Immer wieder wechselnd sich Häuser/Wohnraum mit den Porträts ab. Es erstaunte mich, wie der Fotografin durch das Spiel von Licht und Schatten künstlerische Fotos der Plattenbauten gelungen sind, finde ich sie doch optisch wenig ansprechend. In manchen Fotografien findet sie das Schöne in der Uniformität der Bauten, in anderen pickt sie bewusst solche Orte heraus, die das Gleichförmige durchbrechen. Mit dabei sind auch einige Blicke ins Innere der Wohnungen. Bei manchen – besonders solchen, die das Nebeneinander großer Plattenbauten mit von hohem Gras überwucherten Brachflächen zeigten – hatte ich das Gefühl ganz wo anders zu sein, sicher aber nicht in der Hauptstadt Deutschlands.
Die Porträts wollen die Persönlichkeit der Jugendlichen in den Vordergrund rücken, das Individuelle im Kontrast zu den uniformen Wohnsiedlungen. Was aber kann ein einzelnes Bild über die Persönlichkeit aussagen? Mehr als ich gedacht hätte. Schon allein die persönliche Kleiderwahl unterscheidet die abgelichteten Jungs und Mädchen. Ihr Verhalten vor der Kamera – ob in Pose geworfen, extra cool oder doch eher schüchtern den Blick gesenkt – die Fotos werfen nicht alle in einen Topf, sondern zeigen im Gegenteil die Unterschiede zwischen ihnen auf.
Ob bewusst oder nicht, mir gefiel auf der Stimmungswechsel, der sich durch die Aneinanderreihung der Fotografien ergab: Oft waren die Bilder der Plattenbauten mehr durch Schatten als durch Licht geprägt.
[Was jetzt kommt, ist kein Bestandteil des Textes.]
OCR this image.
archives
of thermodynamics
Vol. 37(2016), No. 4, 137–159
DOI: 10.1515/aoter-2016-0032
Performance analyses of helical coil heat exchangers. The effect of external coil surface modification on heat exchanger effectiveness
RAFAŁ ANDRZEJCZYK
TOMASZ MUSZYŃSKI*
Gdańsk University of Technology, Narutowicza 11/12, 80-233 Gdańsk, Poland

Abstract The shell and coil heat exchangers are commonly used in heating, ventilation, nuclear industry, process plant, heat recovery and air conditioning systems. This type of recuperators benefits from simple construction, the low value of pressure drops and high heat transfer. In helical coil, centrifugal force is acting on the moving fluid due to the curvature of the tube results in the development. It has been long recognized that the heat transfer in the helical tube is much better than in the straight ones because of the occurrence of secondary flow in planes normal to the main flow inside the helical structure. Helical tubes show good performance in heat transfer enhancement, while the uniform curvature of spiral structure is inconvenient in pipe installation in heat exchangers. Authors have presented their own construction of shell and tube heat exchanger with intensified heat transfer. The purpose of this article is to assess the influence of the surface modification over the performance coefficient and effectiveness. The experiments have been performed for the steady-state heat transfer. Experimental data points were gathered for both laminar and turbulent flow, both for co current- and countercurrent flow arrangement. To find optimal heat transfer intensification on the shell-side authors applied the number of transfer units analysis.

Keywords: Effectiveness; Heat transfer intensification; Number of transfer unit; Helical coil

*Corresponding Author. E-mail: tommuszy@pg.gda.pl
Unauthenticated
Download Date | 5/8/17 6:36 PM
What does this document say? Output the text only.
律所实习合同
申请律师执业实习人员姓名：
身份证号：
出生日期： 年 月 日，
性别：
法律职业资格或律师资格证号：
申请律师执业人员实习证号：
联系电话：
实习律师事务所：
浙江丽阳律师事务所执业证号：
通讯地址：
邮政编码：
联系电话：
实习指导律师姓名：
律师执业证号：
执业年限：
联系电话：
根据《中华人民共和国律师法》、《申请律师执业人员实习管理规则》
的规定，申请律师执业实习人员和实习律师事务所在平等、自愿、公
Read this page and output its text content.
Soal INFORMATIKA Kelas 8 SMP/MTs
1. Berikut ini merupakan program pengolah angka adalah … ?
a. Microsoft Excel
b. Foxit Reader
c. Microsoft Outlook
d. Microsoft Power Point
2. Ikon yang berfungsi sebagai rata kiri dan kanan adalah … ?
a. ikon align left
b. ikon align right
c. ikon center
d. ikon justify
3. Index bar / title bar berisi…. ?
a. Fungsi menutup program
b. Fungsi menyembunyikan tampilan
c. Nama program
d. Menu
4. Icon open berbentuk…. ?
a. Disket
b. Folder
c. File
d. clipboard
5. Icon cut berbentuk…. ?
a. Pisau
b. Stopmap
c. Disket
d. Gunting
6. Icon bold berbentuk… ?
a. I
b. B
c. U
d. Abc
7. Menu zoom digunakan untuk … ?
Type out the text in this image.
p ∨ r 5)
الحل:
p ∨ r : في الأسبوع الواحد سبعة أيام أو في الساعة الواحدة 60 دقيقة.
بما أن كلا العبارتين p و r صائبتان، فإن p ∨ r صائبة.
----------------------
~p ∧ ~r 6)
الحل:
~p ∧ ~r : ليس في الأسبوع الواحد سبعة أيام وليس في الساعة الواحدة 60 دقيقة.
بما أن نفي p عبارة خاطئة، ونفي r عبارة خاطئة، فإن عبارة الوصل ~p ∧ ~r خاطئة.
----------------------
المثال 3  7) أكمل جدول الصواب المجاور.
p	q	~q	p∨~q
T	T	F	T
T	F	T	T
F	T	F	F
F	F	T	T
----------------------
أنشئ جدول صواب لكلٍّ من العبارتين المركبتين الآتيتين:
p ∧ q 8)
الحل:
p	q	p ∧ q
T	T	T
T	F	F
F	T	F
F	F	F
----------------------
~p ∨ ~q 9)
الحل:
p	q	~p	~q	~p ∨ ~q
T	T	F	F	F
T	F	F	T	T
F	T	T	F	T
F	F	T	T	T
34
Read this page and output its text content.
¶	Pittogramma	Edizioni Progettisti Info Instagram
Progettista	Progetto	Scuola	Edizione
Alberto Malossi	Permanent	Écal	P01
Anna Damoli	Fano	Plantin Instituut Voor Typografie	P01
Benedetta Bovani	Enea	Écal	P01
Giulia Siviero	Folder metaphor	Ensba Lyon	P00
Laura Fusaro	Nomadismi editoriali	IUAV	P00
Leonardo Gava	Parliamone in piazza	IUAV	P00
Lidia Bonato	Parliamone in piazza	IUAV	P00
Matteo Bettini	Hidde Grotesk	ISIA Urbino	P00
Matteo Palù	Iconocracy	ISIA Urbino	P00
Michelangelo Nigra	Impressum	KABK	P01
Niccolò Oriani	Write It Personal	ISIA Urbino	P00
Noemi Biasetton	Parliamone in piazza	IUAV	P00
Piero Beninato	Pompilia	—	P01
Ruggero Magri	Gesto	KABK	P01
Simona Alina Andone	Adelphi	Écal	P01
Abendstimmung kam auf, die durch kleine Details das Nagen der Zahn der Zeit andeuteten und den Blick auf die Vergangenheit richteten. Die Jugendlichen hingegen werden so gut wie immer in vollem Licht gezeigt, bringen über diese Beleuchtung eine hoffnungsvolle Zukunftsstimmung hervor, die im Kontrast zu ihrer Wohngegend steht.
Fazit: Die Fotoserie hat Fragen aufgeworfen, Geschichten erzählt und ihre Protagonisten – seien es die Plattensiedlungen oder die Jugendlichen – ins Rampenlicht gestellt. Selten hatte ich den Eindruck, dass Fotografien ohne Worte, ohne Erklärungen so viel zu sagen hatten.